[ietf-dkim] Re: ISSUE 1525 -- Restriction to posting by first
Author breaks email semantics
Michael Thomas
mike at mtcc.com
Wed Jan 16 10:13:05 PST 2008
Dave Crocker wrote:
> Jim,
>
> Please read the following carefully and assume, just as a hypothetical,
> that I might actually have a legitimate basis for the assessment being
> offered and that there is a chance that your views are not automatically
> correct:
>
>
> Jim Fenton wrote:
>> The goal of SSP is to determine the practices of the (alleged) author
>> of the message.
>
> That certainly describes the engineering focus that has been taken for
> the current draft. It does not necessarily represent the precise goal
> of SSP:
>
> RFC 5016:
>> While a DKIM signed message
>> speaks for itself, there is ambiguity if a message doesn't have a
>> valid first party signature (i.e., on behalf of the [RFC2822].From
>> address): is this to be expected or not?
>
> This requirements statement is actually self-contradictory, since the
> words "speaks for itself" rather explicitly means that any signature is
> sufficient, while the rest of the sentence seems to mean that the wishes
> of the purported author dominate.
No it isn't. A signed message is a signed message.
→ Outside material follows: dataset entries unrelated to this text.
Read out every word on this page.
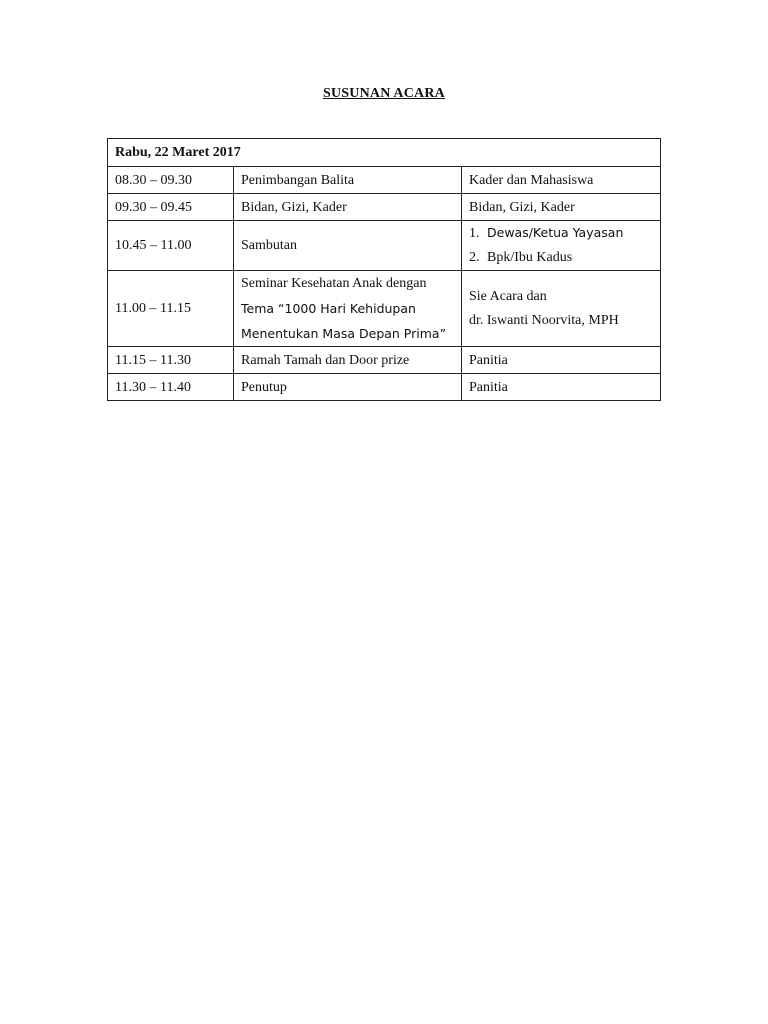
SUSUNAN ACARA
Rabu, 22 Maret 2017		
08.30 – 09.30	Penimbangan Balita	Kader dan Mahasiswa
09.30 – 09.45	Bidan, Gizi, Kader	Bidan, Gizi, Kader
10.45 – 11.00	Sambutan	1. Dewas/Ketua Yayasan
2. Bpk/Ibu Kadus

11.00 – 11.15	Seminar Kesehatan Anak dengan
Tema “1000 Hari Kehidupan
Menentukan Masa Depan Prima”	Sie Acara dan
dr. Iswanti Noorvita, MPH

11.15 – 11.30	Ramah Tamah dan Door prize	Panitia
11.30 – 11.40	Penutup	Panitia
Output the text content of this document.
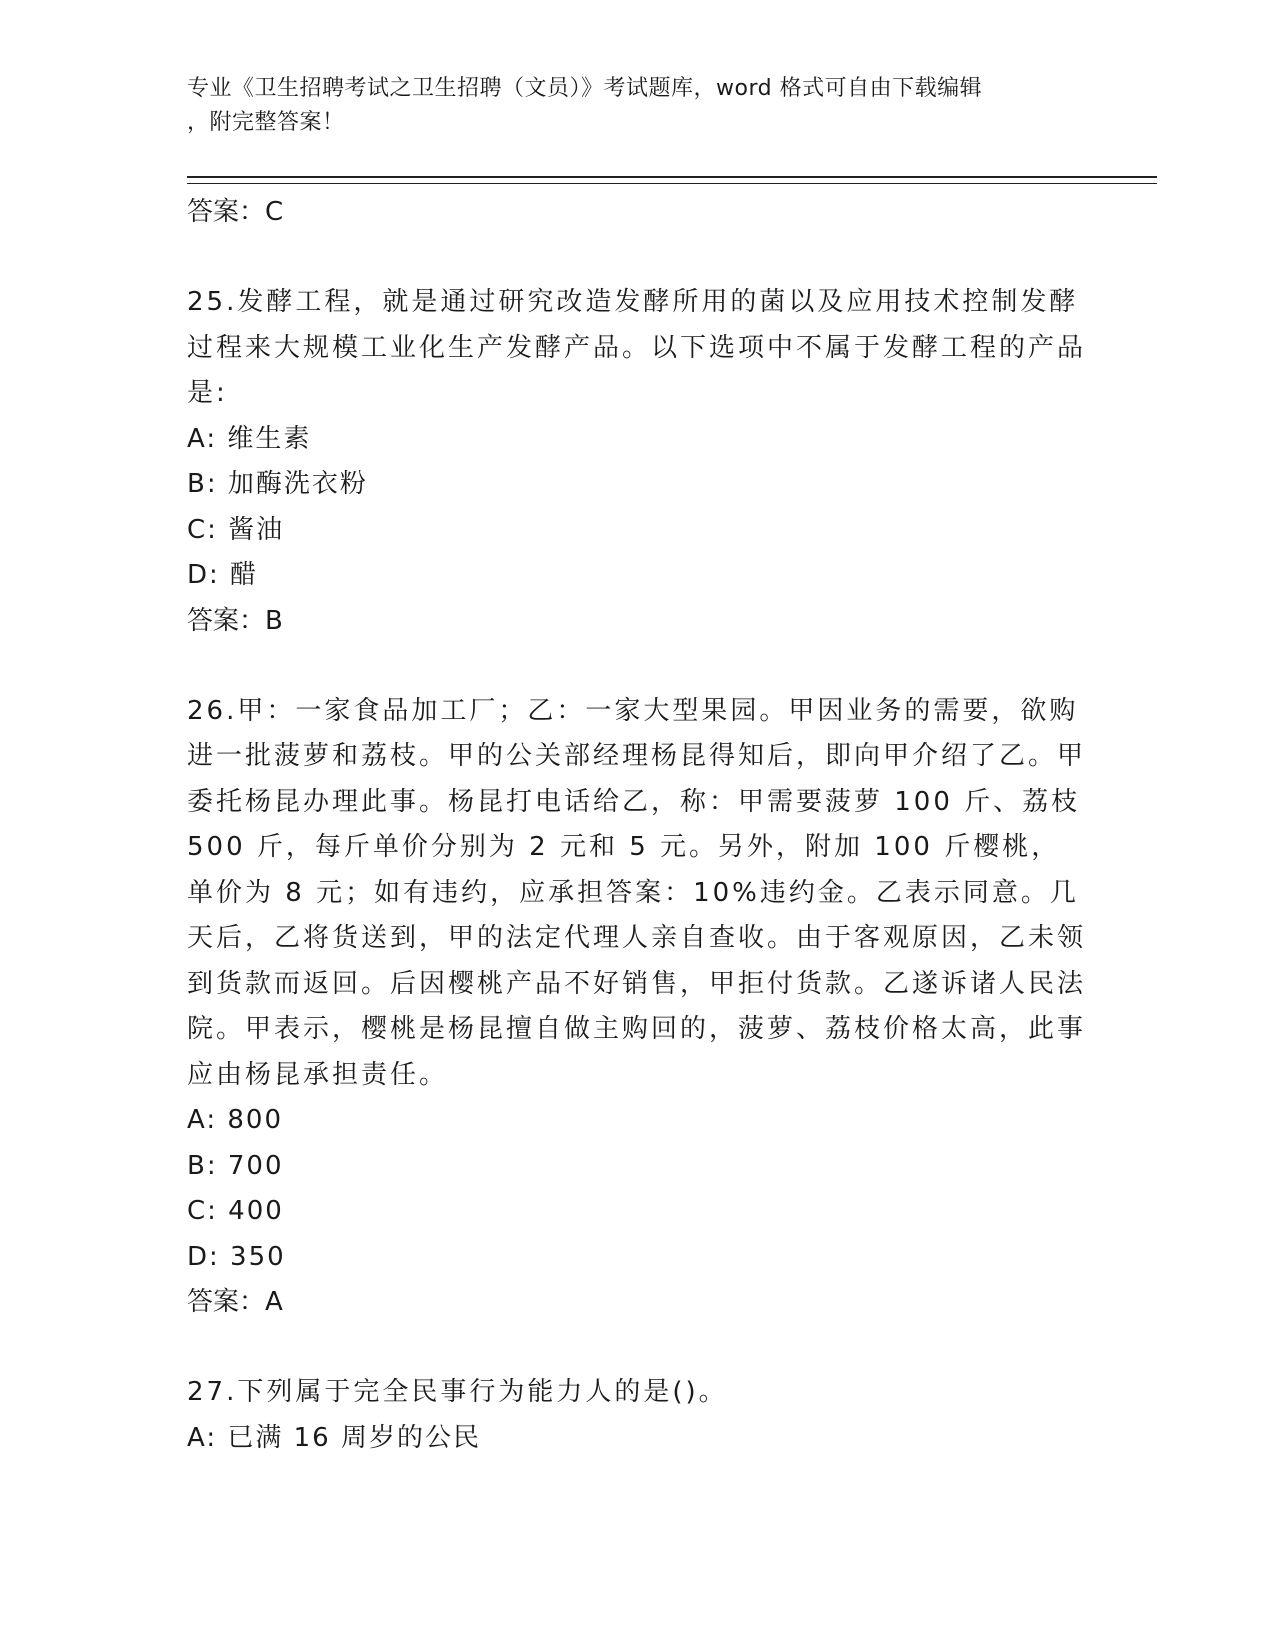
专业《卫生招聘考试之卫生招聘（文员）》考试题库，word 格式可自由下载编辑
，附完整答案！
答案：C
25.发酵工程，就是通过研究改造发酵所用的菌以及应用技术控制发酵过程来大规模工业化生产发酵产品。以下选项中不属于发酵工程的产品是:
A: 维生素
B: 加酶洗衣粉
C: 酱油
D: 醋
答案：B
26.甲：一家食品加工厂；乙：一家大型果园。甲因业务的需要，欲购进一批菠萝和荔枝。甲的公关部经理杨昆得知后，即向甲介绍了乙。甲委托杨昆办理此事。杨昆打电话给乙，称：甲需要菠萝 100 斤、荔枝 500 斤，每斤单价分别为 2 元和 5 元。另外，附加 100 斤樱桃，单价为 8 元；如有违约，应承担答案：10%违约金。乙表示同意。几天后，乙将货送到，甲的法定代理人亲自查收。由于客观原因，乙未领到货款而返回。后因樱桃产品不好销售，甲拒付货款。乙遂诉诸人民法院。甲表示，樱桃是杨昆擅自做主购回的，菠萝、荔枝价格太高，此事应由杨昆承担责任。
A: 800
B: 700
C: 400
D: 350
答案：A
27.下列属于完全民事行为能力人的是()。
A: 已满 16 周岁的公民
It doesn't say about
any relationship to any outside address. It speaks for itself. SSP is
about the subset of signatures that have a relationship with the From
address. Any signature is not sufficient by definition.
> Whereas SSP began as a simple idea as a means of deciding whether an
> unsigned message should have been signed, it has morphed into an effort
> to validate the From field. That is a very, very different goal.
This is revisionist history. I've pointed to both of the historical
documents of IIM and DK which directly contradict you.